Waxahatchee at Off Broadway
When Waxahatchee singer/songwriter Katie Crutchfield took the stage Saturday night accompanied only by guitarist Keith Spencer, one might have seen it as a sign that the evening would take a quieter tone. Their opening number “Swan Dive” was stripped of the rolling drum beat that accented the recorded version, allowing listeners to focus on Crutchfield’s somber vocals. In the drums' place, Spencer provided short bursts of distorted guitar fills — the real indication of where the night was headed.
Following the opener, bassist Katherine Simonetti, drummer Ashley Arnwine and guitarist Allison Crutchfield (Katie’s sister) joined the duo onstage to put on what could only be described as an all-out rock show. While Waxahatachee’s sound has certainly expanded since the mostly acoustic home demos featured on debut album American Weekend
, nothing in its catalog gave any indication of the power and energy the band projected at Off Broadway.
Much of the credit for the band's driving live sound could be credited to Arnwine, whose presence behind the drum kit brought to mind Dave Grohl’s work with Nirvana — loud, straight-ahead beats with little room for fills. That her hair swung in front of her face as she pounded away for the majority of the show also helped with the comparison.
Though the drum parts on the band’s last two albums were played by Spencer, the band asked Arnwine — whose band Pink Wash had toured with Waxahatchee previously — to join as a touring member.
“I was trying to do justice to what was played on the record,” she said after the show. “I would ask Keith how he played them, and sometimes his style and my style, they mostly matched up. But in the moments they didn’t I would try something else. I do have a tendency to hit pretty hard.”
Allison Crutchfield’s addition also yielded a new dynamic in Waxahatchee’s sound — especially in the moments where she added background vocals to her sister’s leads.
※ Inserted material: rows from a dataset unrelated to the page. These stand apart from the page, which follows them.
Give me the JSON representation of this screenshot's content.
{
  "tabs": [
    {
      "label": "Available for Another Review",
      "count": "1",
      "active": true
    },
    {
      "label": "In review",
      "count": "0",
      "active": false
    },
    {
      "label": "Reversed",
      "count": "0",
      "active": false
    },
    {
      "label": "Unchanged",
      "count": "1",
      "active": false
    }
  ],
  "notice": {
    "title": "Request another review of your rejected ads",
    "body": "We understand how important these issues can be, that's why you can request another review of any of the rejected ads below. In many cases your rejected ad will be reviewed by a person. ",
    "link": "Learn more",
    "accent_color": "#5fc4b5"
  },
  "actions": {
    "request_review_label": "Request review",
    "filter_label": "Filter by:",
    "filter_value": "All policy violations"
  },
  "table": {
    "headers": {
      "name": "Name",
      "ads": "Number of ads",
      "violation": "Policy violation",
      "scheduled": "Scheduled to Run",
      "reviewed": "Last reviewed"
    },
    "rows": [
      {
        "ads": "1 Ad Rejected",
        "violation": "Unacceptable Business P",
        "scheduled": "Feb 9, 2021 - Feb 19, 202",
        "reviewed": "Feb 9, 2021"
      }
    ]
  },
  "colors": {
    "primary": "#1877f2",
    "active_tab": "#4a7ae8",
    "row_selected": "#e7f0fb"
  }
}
The old adage that family members harmonize in ways unique to those connected by blood was certainly on display, as was a bit of nostalgia for those who remember the Crutchfield sisters' two-album run in the band P.S. Eliot.
For all the increased sonics, however, the central focus of the night was still the voice and songwriting of Katie Crutchfield. As the band played over fifteen selections from its three records, her confessional, smart, occasionally angry lyrics served as a North Star guiding the increased volume behind them.
Occasionally coming off as shy or reserved on some of her albums' quieter moments, Crutchfield also proved herself a very adept frontwoman. On “Grey Hair,” the only song she sang without playing guitar, she remained the show’s focal point while singing into a stationary microphone as the four other musicians moved around her. There was very little wasted time between songs, the only exceptions being the quick dedication of a Lucinda Williams cover and a brief discussion with audience members about the City Museum. (Earlier in the day, Katie had asked on Twitter if anyone knew someone who worked at the downtown playground. In response to an audience members question about the tweet, she said she was unable to visit, though Allison said she had been there before.)
Closing the show with the title track from debut album American Weekend
, the band managed to sum up the night in one song. With Arnwine’s hair flying in her face and a three-guitar attack from both Crutchfields and Spencer, the band managed to take the quiet acoustic number and turn it into a swell of volume and power, all while maintaining the emotion of the original. Whether this bigger sound is part of the continuing evolution of Waxahatchee or just how its members feel like playing the songs at this moment is unknown. That it provides for an exceptional rock show, however, should be unquestioned.